According to one set of expected events, the United Kingdom is due to leave the European Union (EU) in a little less than five weeks’ time. And under a separate set of circumstances, UK prime minister Boris Johnson is mandated under law to seek an extension of Britain’s marriage of 46 years with the political and economic bloc.
And with the still official deadline of October 31 looming, these two very distinct courses of events speaks of the divisive and raw nature of the Brexit debate.
For observers of British politics, these past weeks have witnessed events that together clearly show the UK to be in the midst of a grave constitutional crisis, one that strikes at the very nature of the British parliamentary system itself, the relationship between parliament and government, the powers of the prime minister, Johnson’s own political and ethical make-up, and the very real economic well-being affecting every person living in that disunited kingdom.

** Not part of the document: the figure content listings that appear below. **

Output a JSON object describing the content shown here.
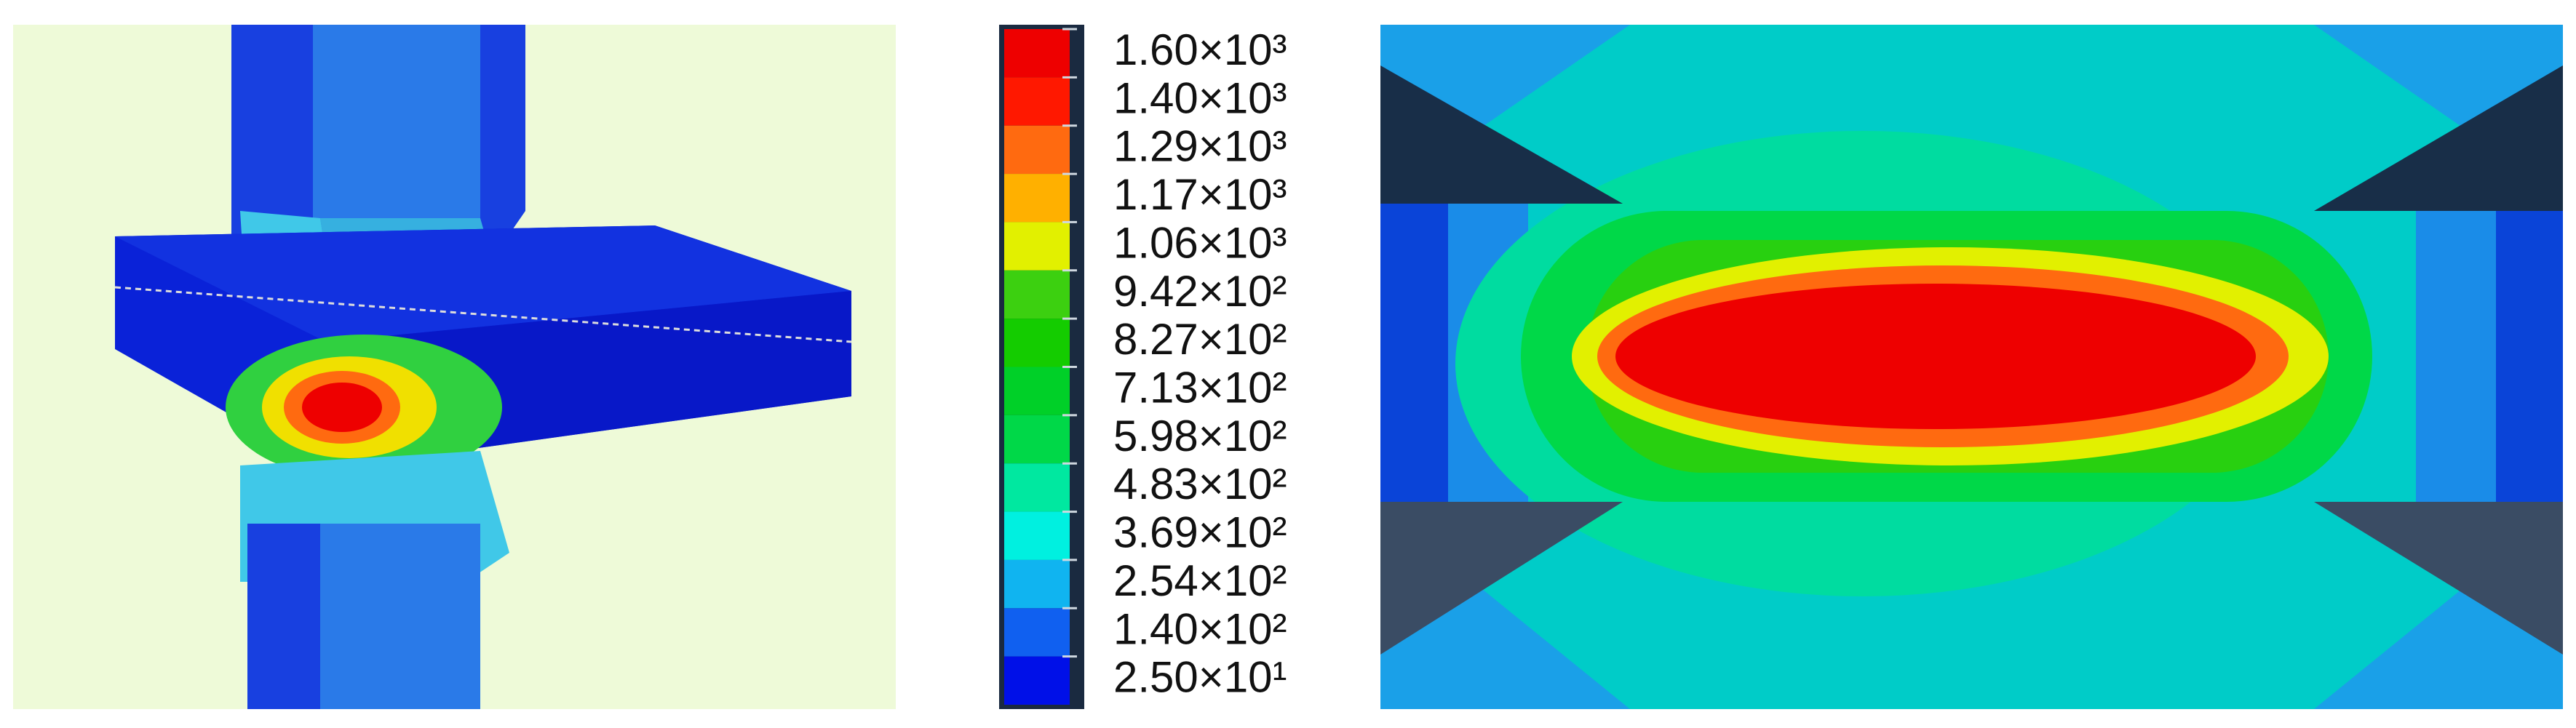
{
  "legend": {
    "labels": [
      "1.60×10³",
      "1.40×10³",
      "1.29×10³",
      "1.17×10³",
      "1.06×10³",
      "9.42×10²",
      "8.27×10²",
      "7.13×10²",
      "5.98×10²",
      "4.83×10²",
      "3.69×10²",
      "2.54×10²",
      "1.40×10²",
      "2.50×10¹"
    ],
    "colors": [
      "#ee0000",
      "#ff1800",
      "#ff6a10",
      "#ffb000",
      "#e2f000",
      "#3cd010",
      "#14cc00",
      "#00d028",
      "#00d848",
      "#00e8a0",
      "#00f0e0",
      "#10b4f0",
      "#1060f0",
      "#0010e8"
    ]
  }
}
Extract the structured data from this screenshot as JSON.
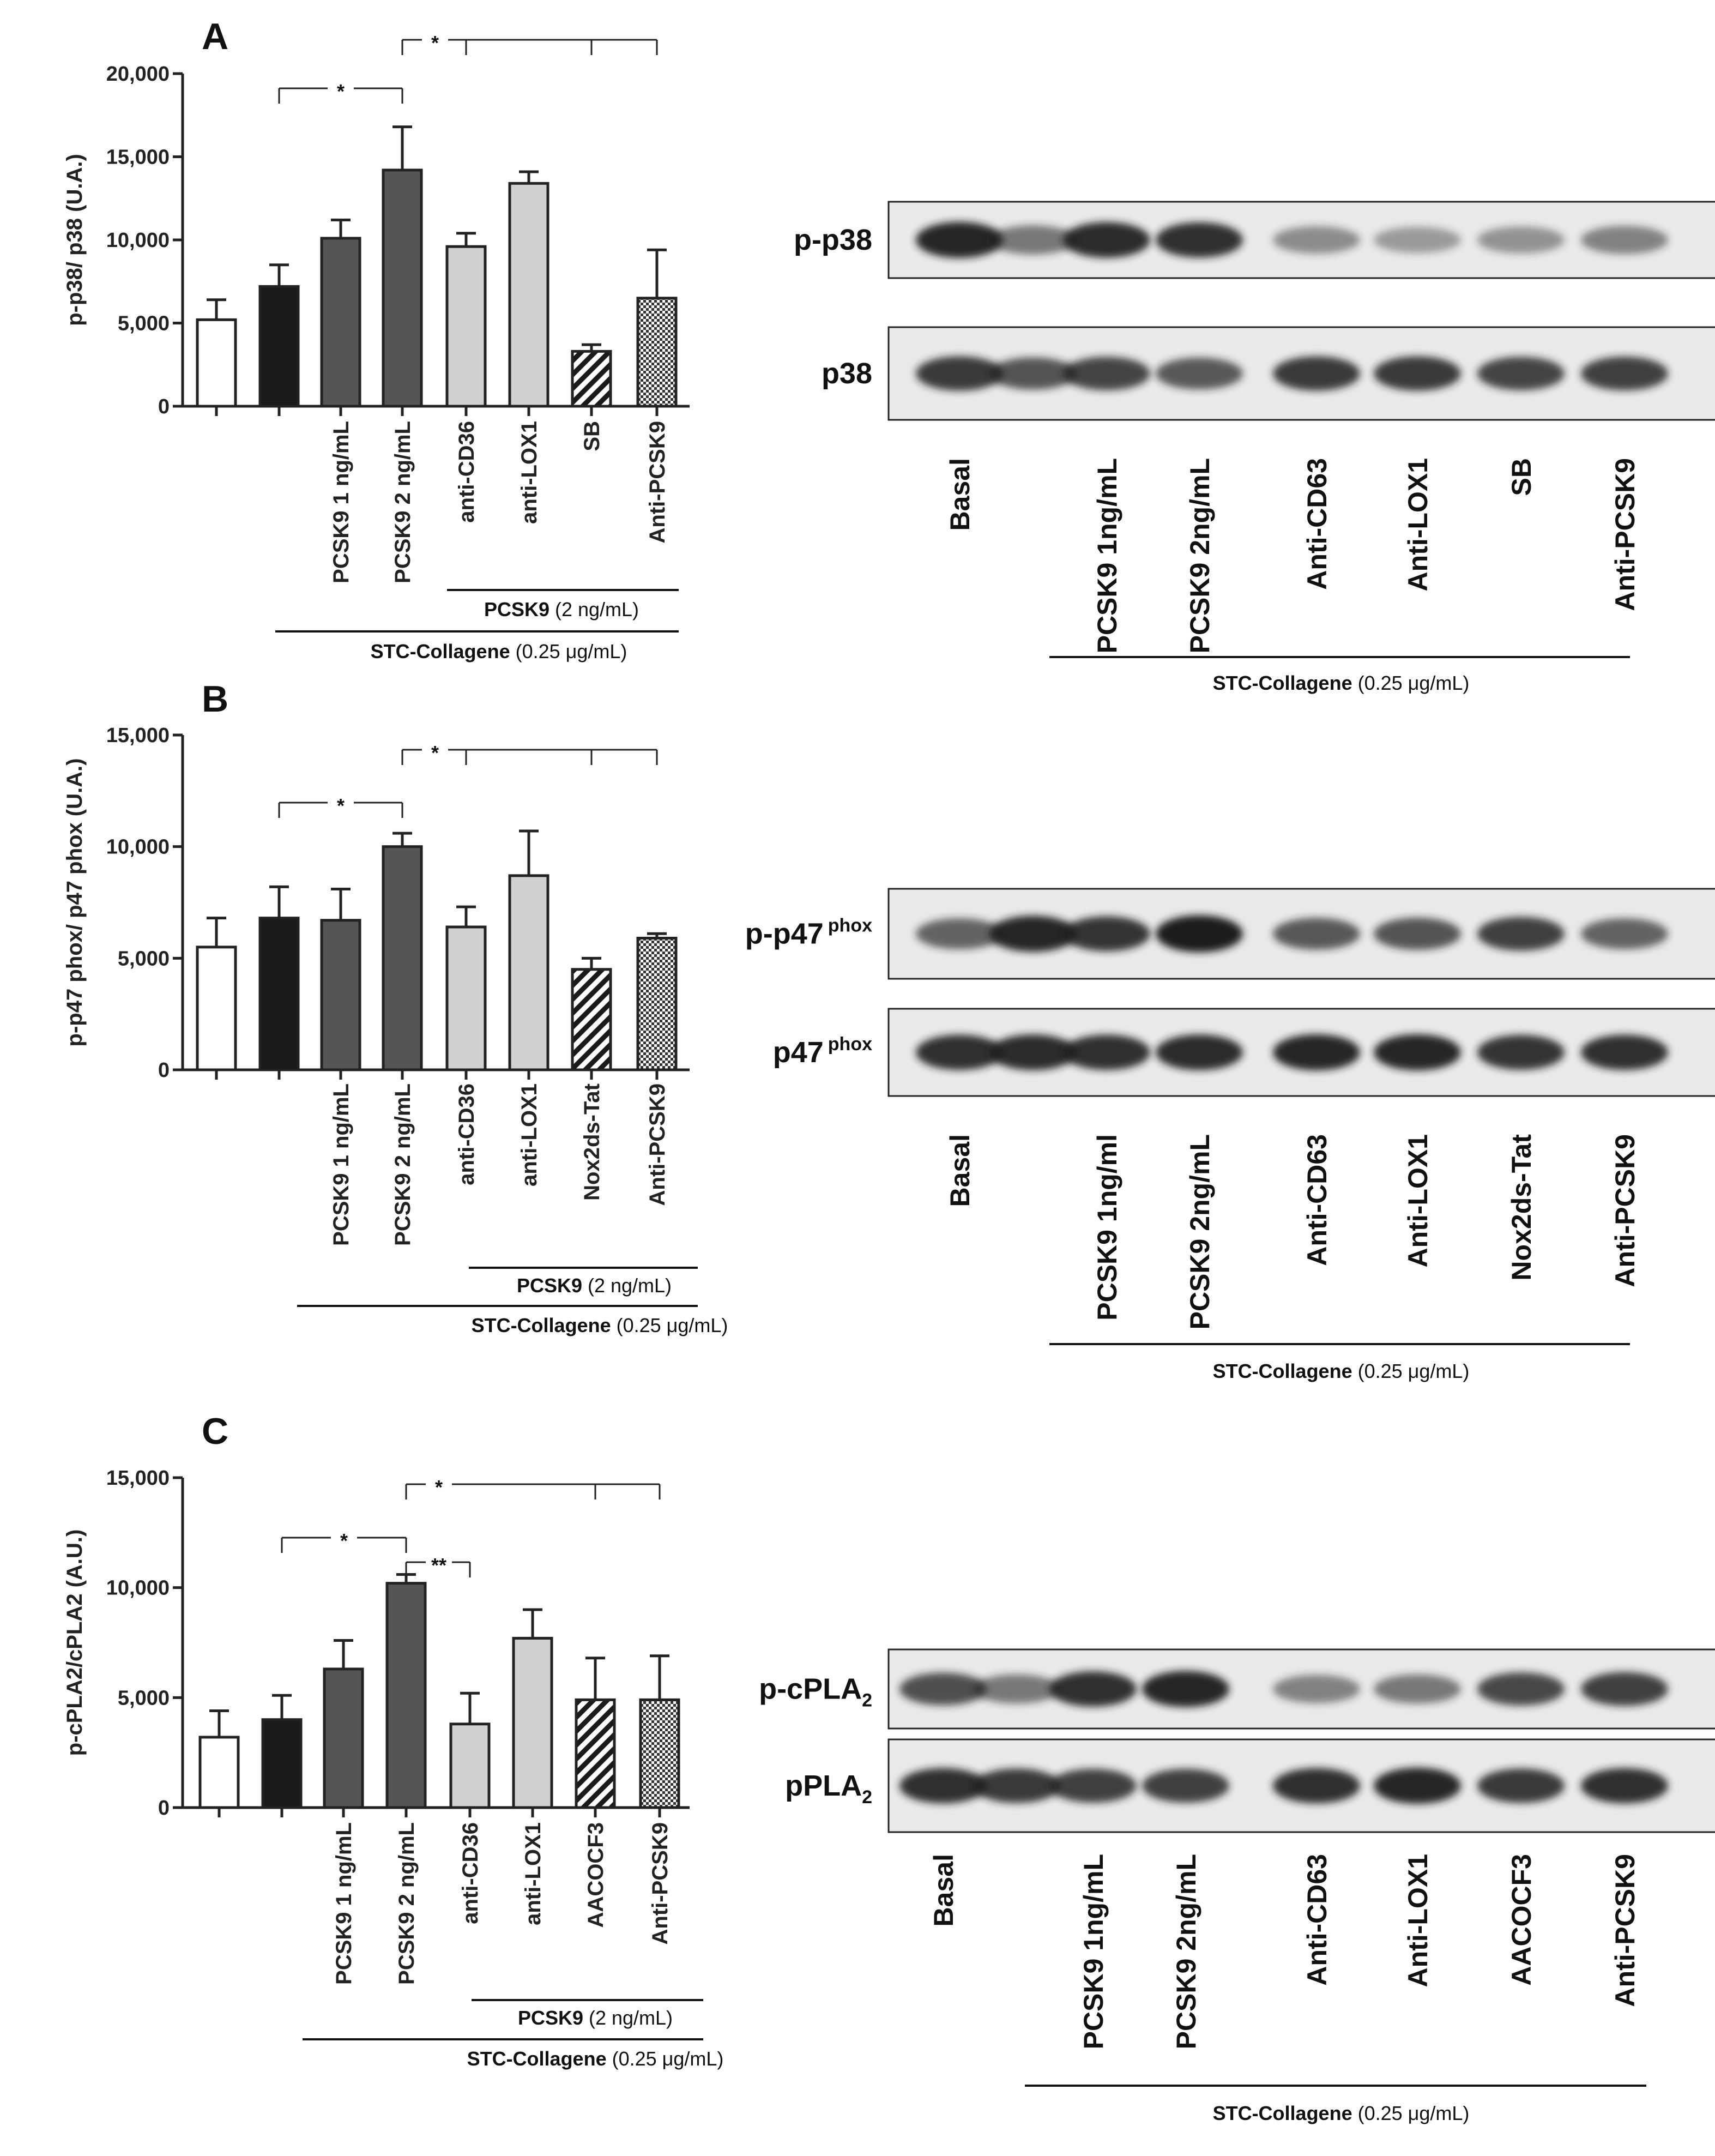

The current atmosphere in the House of Commons is toxic, where language is spiteful and centuries of political convention are being replaced in an atmosphere of complete division
Johnson’s leadership of the Conservative party and his tenure in Downing Street have been turbulent to say the least. To his supporters he has taken every step to ensure the UK will be leaving the EU on Halloween as planned in spite of the attempts of combined Members of Parliament to thwart that.
For critics, Johnson is a lame duck prime minister, a leader without a mandate, trying to govern from a position 43 seats short of a working majority, and one who was found by Britain’s Supreme Court to have misled Queen Elizabeth in seeking an unlawful suspension of parliament to shut down debate on Brexit.
The current atmosphere in the House of Commons is toxic, where language is spiteful and centuries of political convention are being replaced in an atmosphere of complete division. In effect, the UK is now being governed by the combined opposition alliance that is united only by its determination that the country won’t leave the EU without a deal in place.
Imagine the frustration across all other 27 EU capitals and at the bloc’s headquarters in Brussels itself with its inability to know what’s happening at the critical juncture in its history. That’s bad enough.
Now think about the frustration of every British business owner who needs to ready his employees and company for a departure whose nature is unknown and whose date is up in the air. The only inevitability is that UK will have a general election at some stage, maybe.